The dolphins do not begrudge them this night. They have taught the mermaids all they know. A mermaids tender touch learnt far out at sea. She knows the delight of a dolphin, his leathery smoothness, so that when she raises her tail his ardour is raised and he leaps and twirls at the joy of it. Only he knows, of all sea creatures, the joy of her lips.

And so at dusk as the porpoise followed the crabbers and shrimpers home, the mermaids schooled and followed the whales shoreward where the beacon flashed to warn all sea creatures of the deadly shallows. How many of her friends, the whales, have been caught by the ebb and left beached and humiliated by their friend, the sea. Some kindly human may push them back or water their backs, but most die far from home.

Mermaid love is not a passing passion, a casual encounter. Each mermaid has a call and only one man can answer it. Sometimes the call will be unanswered because the man is still child. The child may hear it and delight in it, but cannot know it is for him.

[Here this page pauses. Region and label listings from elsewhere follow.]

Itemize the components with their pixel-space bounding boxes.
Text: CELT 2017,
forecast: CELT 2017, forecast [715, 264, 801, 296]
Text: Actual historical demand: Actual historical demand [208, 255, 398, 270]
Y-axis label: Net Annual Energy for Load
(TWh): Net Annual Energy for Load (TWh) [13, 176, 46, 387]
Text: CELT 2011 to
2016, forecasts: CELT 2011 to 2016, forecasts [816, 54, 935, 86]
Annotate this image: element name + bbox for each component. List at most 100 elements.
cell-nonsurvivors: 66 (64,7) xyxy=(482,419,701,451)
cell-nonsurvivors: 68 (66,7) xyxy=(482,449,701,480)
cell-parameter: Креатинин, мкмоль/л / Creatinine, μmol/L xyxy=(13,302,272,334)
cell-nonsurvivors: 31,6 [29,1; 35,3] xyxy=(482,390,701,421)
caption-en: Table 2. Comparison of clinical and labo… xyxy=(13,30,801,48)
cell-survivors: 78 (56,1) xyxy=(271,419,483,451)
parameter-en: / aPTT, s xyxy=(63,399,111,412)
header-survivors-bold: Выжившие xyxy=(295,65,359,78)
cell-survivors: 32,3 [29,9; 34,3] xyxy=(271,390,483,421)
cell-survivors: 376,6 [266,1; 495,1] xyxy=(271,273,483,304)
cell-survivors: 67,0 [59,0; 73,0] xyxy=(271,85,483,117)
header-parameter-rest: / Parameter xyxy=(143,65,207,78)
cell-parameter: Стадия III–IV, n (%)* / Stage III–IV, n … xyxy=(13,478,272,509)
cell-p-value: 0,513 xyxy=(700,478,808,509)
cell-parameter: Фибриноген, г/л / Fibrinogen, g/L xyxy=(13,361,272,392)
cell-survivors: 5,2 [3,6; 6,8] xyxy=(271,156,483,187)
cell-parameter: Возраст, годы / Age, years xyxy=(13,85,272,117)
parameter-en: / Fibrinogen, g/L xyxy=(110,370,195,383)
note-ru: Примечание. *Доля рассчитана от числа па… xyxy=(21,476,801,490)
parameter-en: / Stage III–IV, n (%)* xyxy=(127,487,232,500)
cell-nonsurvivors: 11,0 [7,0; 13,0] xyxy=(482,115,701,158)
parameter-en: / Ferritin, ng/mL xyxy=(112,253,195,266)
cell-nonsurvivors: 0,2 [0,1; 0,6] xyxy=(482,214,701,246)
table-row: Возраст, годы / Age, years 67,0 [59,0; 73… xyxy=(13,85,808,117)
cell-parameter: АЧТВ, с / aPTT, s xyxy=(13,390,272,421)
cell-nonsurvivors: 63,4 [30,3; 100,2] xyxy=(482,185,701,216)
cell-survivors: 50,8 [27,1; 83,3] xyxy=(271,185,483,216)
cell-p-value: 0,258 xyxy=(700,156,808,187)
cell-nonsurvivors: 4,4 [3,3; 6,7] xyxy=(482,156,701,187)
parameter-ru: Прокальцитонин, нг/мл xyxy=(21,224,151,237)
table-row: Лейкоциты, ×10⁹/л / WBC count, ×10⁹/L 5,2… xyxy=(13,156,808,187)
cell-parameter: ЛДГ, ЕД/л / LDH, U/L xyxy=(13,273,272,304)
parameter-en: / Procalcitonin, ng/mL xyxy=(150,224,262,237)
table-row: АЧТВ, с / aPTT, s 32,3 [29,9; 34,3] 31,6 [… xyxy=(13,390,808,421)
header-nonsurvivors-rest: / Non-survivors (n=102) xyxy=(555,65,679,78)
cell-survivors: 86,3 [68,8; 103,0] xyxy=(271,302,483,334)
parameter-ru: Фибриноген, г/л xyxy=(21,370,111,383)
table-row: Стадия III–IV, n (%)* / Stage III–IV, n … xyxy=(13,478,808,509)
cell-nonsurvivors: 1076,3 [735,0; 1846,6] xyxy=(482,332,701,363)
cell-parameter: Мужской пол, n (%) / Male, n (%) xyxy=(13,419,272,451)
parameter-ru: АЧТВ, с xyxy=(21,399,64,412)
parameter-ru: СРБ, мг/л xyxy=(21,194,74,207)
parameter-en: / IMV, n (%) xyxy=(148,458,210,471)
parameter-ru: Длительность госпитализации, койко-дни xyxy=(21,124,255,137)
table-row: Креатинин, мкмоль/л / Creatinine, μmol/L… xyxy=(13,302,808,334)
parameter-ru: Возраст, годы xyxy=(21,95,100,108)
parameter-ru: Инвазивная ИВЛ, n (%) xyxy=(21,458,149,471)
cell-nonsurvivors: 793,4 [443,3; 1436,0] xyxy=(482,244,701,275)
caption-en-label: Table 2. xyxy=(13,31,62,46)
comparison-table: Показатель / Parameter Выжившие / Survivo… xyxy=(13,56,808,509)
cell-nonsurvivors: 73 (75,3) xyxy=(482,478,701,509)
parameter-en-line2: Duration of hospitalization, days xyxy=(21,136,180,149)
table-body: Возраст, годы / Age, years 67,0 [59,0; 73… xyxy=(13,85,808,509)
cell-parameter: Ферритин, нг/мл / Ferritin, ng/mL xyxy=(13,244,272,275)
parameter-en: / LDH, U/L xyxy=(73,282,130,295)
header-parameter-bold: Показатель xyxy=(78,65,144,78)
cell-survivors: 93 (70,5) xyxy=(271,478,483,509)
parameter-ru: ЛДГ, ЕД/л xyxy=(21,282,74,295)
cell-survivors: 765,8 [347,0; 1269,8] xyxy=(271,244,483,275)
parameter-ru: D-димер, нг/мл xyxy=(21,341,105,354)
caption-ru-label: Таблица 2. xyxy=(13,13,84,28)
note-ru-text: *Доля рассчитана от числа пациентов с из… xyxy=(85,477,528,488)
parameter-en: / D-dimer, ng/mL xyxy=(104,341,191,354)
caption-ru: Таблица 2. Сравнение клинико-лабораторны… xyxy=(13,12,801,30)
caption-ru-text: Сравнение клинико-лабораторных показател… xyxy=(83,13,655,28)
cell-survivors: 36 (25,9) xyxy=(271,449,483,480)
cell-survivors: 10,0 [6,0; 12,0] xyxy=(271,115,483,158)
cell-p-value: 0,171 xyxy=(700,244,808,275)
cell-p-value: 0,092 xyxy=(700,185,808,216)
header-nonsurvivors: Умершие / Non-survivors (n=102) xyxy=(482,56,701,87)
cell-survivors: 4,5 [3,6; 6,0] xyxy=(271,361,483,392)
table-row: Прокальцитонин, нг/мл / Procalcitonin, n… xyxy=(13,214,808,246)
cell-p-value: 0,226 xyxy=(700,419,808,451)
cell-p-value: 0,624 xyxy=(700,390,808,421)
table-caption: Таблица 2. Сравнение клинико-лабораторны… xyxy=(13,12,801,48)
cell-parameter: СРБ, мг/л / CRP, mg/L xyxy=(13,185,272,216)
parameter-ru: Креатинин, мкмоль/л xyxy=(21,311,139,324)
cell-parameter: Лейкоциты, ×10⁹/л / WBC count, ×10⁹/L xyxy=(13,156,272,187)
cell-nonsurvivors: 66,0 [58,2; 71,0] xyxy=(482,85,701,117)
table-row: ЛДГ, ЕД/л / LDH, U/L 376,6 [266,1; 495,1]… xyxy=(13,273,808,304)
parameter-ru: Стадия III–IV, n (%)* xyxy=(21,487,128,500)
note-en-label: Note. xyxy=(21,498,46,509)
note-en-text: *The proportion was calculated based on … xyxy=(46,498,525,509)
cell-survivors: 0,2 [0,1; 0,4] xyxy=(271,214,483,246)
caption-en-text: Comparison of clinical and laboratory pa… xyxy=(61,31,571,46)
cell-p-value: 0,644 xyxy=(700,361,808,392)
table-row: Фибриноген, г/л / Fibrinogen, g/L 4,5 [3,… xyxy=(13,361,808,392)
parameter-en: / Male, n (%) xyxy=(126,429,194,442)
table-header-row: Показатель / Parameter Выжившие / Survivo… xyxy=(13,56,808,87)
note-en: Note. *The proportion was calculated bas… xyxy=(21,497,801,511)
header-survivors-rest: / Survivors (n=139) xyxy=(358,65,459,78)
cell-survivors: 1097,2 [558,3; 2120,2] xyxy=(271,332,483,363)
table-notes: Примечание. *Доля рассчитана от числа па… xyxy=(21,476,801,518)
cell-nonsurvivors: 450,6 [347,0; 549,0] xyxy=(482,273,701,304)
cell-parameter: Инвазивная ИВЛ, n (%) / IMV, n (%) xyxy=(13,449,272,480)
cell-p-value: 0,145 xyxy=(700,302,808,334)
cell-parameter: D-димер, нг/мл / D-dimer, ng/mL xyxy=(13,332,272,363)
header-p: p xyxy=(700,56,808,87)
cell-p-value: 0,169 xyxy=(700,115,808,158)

So for year after year, she comes in hope and returns in misery, her purses unfilled. But one day, when the boy is youth or man, he will hear her call on some cloudless, moonlit night and feel his heart pulse and leap.

Such a night is this. She all instinct and sea, and him all earth and desire but untutored.

The men wait in lines waiting for their call again, and upon hearing, strip naked in the wave and stand in the shallows. Then they see them. The schools of beauty all beating heart and tail. Some blonde, some dark, some small-breasted as girls, others more full, mature. Some have painted their lips with red coral, others octopus ink. She comes. 'Adam, you have come at last'. Her voice is like the sweetest siren harp. 'Come here, don't be shy'. She like him is young, her hair blond and curled that falls like a veil over her, a net to capture him. He may be innocent, but even in him some ancient knowledge of a woman's need bubbles up. Him all beating heart, ears zinging and the hum of love and desire coursing through him. He lies beside her in the foam.
She smiles at the knowledge that until this man falls into death, their connection will last, Neptune's gift to both. The next wave carries her onto him, so practiced. As the sky spins above and the earth below, their mutual cries reach back to her home, the reef. The dolphins leap.

'Goodbye sweet Adam'. She, all beauty and power, thrashes the ocean and to home. All along that strand, men young and old are crying from exhaustion and grief. You can never tell when a mermaid will call again.

The next night, the mermaid school returns offshore, and as if as one, lie on their backs and lift their tails to release their precious purses to the racing tide.